9782253004752Découverte n°2 dans le cadre du Challenge LivrAddict 2010 : Les Hauts de Hurle-Vent d'Emily Brontë. Pour commencer une petite parenthèse : quand j'ai acheté le livre, un joli bandeau rouge l'entourait sur lequel il était inscrit (en gros, je ne l'ai pas gardé) "Le livre préféré de Bella (Twilight)" (ah, le marketing agressif ;-). Bon déjà, ça commençait mal... ça ne m'a pas donné plus envie de le lire, bien au contraire !

4e de couverture : Les Hauts de Hurle-Vent sont des terres balayées par les vents du nord. Une famille y vivait, heureuse, quand un jeune bohémien attira le malheur. Mr Earnshaw avait adopté et aimé Heathcliff. Mais ses enfants l'ont méprisé. Cachant son amour pour Catherine, la fille de son bienfaiteur, Heathcliff prépare une vengeance diabolique. Il s'approprie la fortune de la famille et réduit les héritiers en esclavage. La malédiction pèsera sur toute la descendance jusqu'au jour où la fille de Catherine aimera à son tour un être misérable et fruste. Ce roman anglais, le plus célèbre du XIXe siècle à nos jours, a été écrit par une jeune fille qui vivait avec ses sœurs au milieu des landes de bruyère. Elle ne connut jamais cette passion violente ni cette haine destructrice. Elle imagina tout, même le fantôme de la femme aimée revenant tourmenter l'orgueilleux qui l'a tuée.

Cette histoire est donc avant tout une histoire de vengeance, tenace et qui emporte tout sur son passage. Une vengeance née de l'humiliation et de l'amour trahi. Heathcliff est un enfant trouvé, sans le sou et sans éducation : c'est de cet état de fait que nait le mépris dont son entourage fait preuve envers lui. Et  Catherine, la femme qu'il aime et dont il est aimé, n'envisage à aucun moment de se marier avec lui, car ce serait s'abaisser dans l'échelle sociale et dans sa propre estime. Elle finira donc par en épouser un autre, riche, et éduqué mais qu'elle n'aime pas vraiment. Heathcliff n'aura alors de cesse que de devenir un homme riche et important (on ne saura d'ailleurs jamais de quelle manière) afin de revenir dans la vie de Catherine et de faire regretter à toute sa famille sa conduite envers lui.

J'avoue ne pas vraiment avoir apprécié ce livre. Le problème réside peut-être dans le fait que j'ai commencé ma série "romans classiques anglais" avec Orgueil et préjugés, qui, je trouve, est aux antipodes de cet ouvrage. En premier lieu,  Les Hauts de Hurle-Vent est un roman fermé, avec peu de personnages (il s'agit de deux familles seulement), dont l'histoire est repliée sur un lieu relativement unique (même s'il s'agit de deux maisons, elles se situent à quelques encablures l'une de l'autre et sont présentées comme formant un tout).

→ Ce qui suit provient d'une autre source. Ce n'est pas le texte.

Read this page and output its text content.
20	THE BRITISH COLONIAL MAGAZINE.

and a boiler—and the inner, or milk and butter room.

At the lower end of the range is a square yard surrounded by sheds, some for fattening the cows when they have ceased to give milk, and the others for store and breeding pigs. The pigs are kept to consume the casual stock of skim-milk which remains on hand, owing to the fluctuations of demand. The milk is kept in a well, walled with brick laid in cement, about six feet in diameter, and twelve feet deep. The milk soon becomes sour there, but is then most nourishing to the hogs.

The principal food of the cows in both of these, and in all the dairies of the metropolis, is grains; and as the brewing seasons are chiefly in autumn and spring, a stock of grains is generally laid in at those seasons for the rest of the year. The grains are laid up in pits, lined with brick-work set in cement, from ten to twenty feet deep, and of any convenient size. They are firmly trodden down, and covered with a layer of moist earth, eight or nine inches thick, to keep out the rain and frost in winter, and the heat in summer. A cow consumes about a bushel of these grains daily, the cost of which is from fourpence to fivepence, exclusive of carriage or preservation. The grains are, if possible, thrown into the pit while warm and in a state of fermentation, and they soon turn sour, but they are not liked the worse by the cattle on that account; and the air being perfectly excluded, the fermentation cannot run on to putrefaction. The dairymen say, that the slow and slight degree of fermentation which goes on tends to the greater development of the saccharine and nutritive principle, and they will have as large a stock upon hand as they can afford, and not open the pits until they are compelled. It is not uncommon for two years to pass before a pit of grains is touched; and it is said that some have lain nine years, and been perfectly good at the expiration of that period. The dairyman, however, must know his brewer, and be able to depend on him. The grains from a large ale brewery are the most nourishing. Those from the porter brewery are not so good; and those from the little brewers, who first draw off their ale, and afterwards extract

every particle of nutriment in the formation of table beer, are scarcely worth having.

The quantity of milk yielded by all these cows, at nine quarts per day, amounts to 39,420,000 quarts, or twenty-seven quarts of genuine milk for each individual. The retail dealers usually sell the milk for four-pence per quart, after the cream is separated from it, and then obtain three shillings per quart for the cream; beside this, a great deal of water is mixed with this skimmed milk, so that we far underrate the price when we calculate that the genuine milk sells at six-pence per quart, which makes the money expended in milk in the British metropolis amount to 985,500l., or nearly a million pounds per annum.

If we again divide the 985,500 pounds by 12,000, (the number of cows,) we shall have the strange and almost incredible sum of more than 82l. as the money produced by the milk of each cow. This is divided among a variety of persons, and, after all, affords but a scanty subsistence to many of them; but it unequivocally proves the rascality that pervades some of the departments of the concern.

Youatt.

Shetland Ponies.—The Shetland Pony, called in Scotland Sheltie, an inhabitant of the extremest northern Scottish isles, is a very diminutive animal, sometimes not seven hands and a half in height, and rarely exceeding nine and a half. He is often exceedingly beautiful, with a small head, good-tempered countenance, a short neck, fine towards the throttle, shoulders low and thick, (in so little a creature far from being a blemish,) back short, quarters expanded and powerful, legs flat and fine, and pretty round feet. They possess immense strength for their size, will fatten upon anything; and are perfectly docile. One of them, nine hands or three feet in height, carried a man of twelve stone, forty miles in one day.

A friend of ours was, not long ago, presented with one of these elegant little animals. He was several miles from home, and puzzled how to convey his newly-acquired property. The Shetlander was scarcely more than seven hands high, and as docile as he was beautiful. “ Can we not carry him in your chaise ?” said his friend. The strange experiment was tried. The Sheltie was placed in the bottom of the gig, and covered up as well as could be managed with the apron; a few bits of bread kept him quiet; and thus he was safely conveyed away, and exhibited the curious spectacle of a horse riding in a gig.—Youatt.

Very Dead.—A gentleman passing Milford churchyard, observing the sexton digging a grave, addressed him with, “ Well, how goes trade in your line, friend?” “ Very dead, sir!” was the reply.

Alors que le roman de Jane Austen est une critique sociale et dépeint une société hypocrite et, très hiérarchisée, celui d'Emily Brontë est au contraire beaucoup plus psychologique que social. On ne sait rien ou  presque de la société globale dans laquelle évoluent les personnages, très repliés sur eux-mêmes. Cela tient peut-être au fait qu'Emily Brontë elle-même ait vécu en quelque sorte une vie de recluse, en marge de la société. Et même si c'est le sentiment de sa propre condition sociale qui pousse Catherine à s'éloigner de Heathcliff et donne le départ à cette volonté de vengeance, ce sont plus les sentiments et la psychologie de ce dernier qui, à mon sens, sont au cœur du roman.

Bref, je n'ai pas vraiment accroché même si je reconnais les qualité d'écriture d'Emily Brontë. Ce roman, très noir et très glauque au final ne m'a pas vraiment plu. Je n'ai eu d'affection pour aucun des personnages, tous plus égoïstes et prétentieux les uns que les autres et les rares qui échappent à ces traits de caractère sont dépeints comme des êtres faibles et sans intérêt... L'auteur ne semblait pas avoir de réelle compassion pour ses personnages... et du coup, le lecteur non plus.